Julia Rosa Capristán García (8 October 1926 – 18 September 2018), better known by stage name Carmencita Lara, was a Peruvian singer of waltzes, huaynos, marineras, polkas and pasillo. She is considered by many Peruvians referring to the perfect music to "drown the sorrows". Obituaries recognized the sharp tone of her voice, her particular interpretation and the accompaniment of the accordion of Víctor Lara.

She began her first steps as an amateur singer at age 15, on several radio stations in Lima, but professionally at age 18. Doña Julia and Don Víctor met in 1948, in Miraflores, when she was looking for a piano teacher. Since then, he stayed with her. Víctor Lara was the one who came to baptize her with the pseudonym Carmencita Lara. At the moment that she had to register in a dependency of the state, Julia wanted to do it with the pseudonym of July García. The official replied that they did not register foreign artists there, implying that she did not like the name. Victor told Julia: – "Put Carmencita just like my mom and we complete with Lara".

She went through all the radio stations looking for an opportunity, until the first contract arrived. The contract was made with Radio Excelsior, on 2 June 1955. The owner of the radio station had listened to her in a restaurant located next to the Plaza de Armas where she went to sing. Her first recording was Olvídala amigo, composition of the iqueño Luis R. Cueto, and which don Víctor had the idea to record. For this they used an accordion, cajón and double bass accompaniment instruments. This at the beginning of the 60s in a studio by the guitarist, Óscar Avilés.

From there they came, Llora, llora corazón, Indio by Alicia Maguiña, singer-songwriter and researcher, who has always highlighted the value of Carmencita for the popular culture. Other tracks she recorded: Clavel Marchito by Armando Gonzáles, Milagro by Augusto Rojas Llerena and El Árbol de mi casa by Salvador Oda.

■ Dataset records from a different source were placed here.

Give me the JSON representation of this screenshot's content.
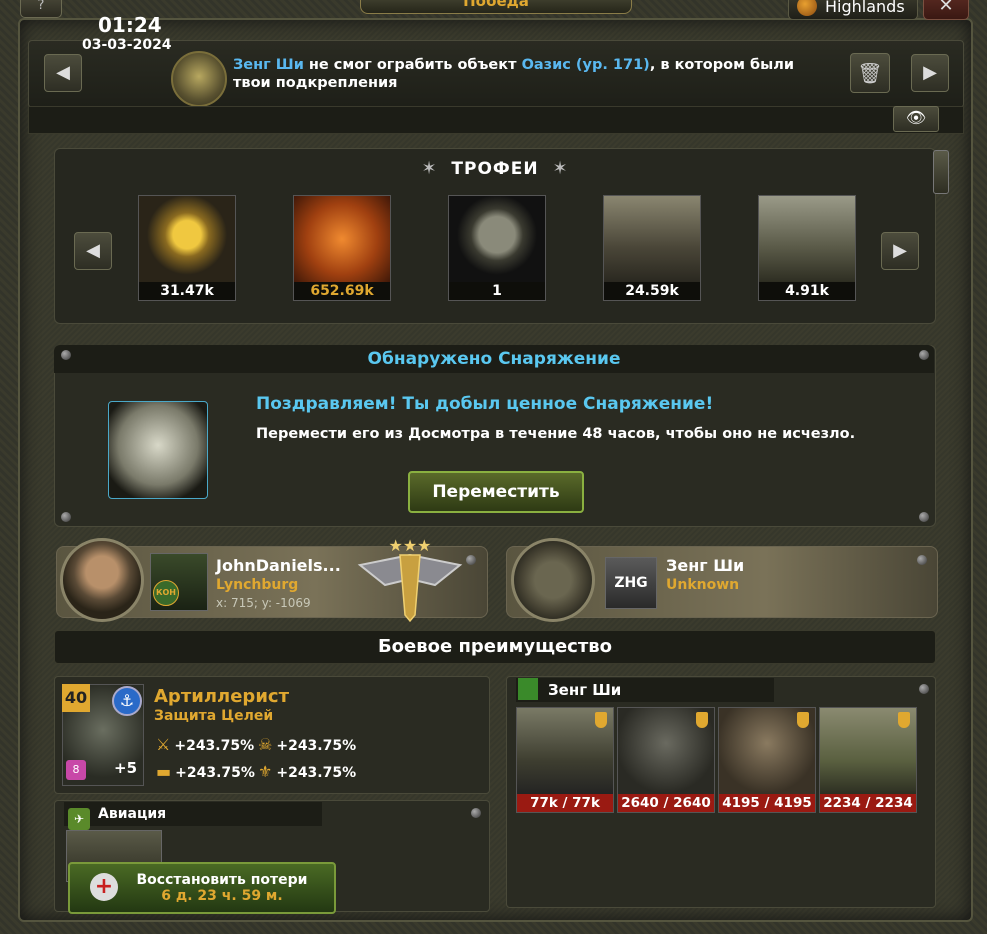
{
  "topbar": {
    "help_label": "?",
    "title": "Победа",
    "server_name": "Highlands",
    "close_label": "✕"
  },
  "message": {
    "time": "01:24",
    "date": "03-03-2024",
    "actor": "Зенг Ши",
    "text_1": " не смог ограбить объект ",
    "target": "Оазис (ур. 171)",
    "text_2": ", в котором были твои подкрепления"
  },
  "trophies": {
    "title": "ТРОФЕИ",
    "items": [
      {
        "icon": "gold-star-wreath-icon",
        "value": "31.47k"
      },
      {
        "icon": "running-soldier-icon",
        "value": "652.69k"
      },
      {
        "icon": "helmet-icon",
        "value": "1"
      },
      {
        "icon": "attack-helicopter-icon",
        "value": "24.59k"
      },
      {
        "icon": "gunship-helicopter-icon",
        "value": "4.91k"
      }
    ]
  },
  "equipment": {
    "title": "Обнаружено Снаряжение",
    "congrats": "Поздравляем! Ты добыл ценное Снаряжение!",
    "info": "Перемести его из Досмотра в течение 48 часов, чтобы оно не исчезло.",
    "move_label": "Переместить"
  },
  "attacker": {
    "name": "JohnDaniels...",
    "city": "Lynchburg",
    "coords": "x: 715; y: -1069",
    "badge_label": "КОН"
  },
  "defender_player": {
    "name": "Зенг Ши",
    "city": "Unknown",
    "badge_label": "ZHG"
  },
  "advantage": {
    "title": "Боевое преимущество"
  },
  "unit": {
    "level": "40",
    "name": "Артиллерист",
    "subtitle": "Защита Целей",
    "rank": "8",
    "plus": "+5",
    "bonuses": [
      "+243.75%",
      "+243.75%",
      "+243.75%",
      "+243.75%"
    ]
  },
  "aviation": {
    "title": "Авиация"
  },
  "restore": {
    "label": "Восстановить потери",
    "time": "6 д. 23 ч. 59 м."
  },
  "defender": {
    "title": "Зенг Ши",
    "units": [
      {
        "icon": "helicopter-icon",
        "count": "77k / 77k"
      },
      {
        "icon": "special-forces-soldier-icon",
        "count": "2640 / 2640"
      },
      {
        "icon": "rifleman-soldier-icon",
        "count": "4195 / 4195"
      },
      {
        "icon": "armored-vehicle-icon",
        "count": "2234 / 2234"
      }
    ]
  },
  "colors": {
    "accent_gold": "#e0a830",
    "accent_blue": "#5ab8f0",
    "loss_red": "#9a1a12",
    "button_green": "#5a6a2a"
  }
}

The couple of artists made a series of contributions to Peruvian music. She ended the stigma that the criollos do not sing huaynos. She was an innovator of the Peruvian waltz, not only in her way of interpreting it but also in the instrumental accompaniment she had. Don Víctor Lara, contributed incorporating for the first time the sound of the accordion and the battery in the Peruvian waltz. In addition, she devised the successful formula of fusing the female voice with the harp. She used ¡Llora cholo, llora y sufre! as the lema in the beginnings of the concerts.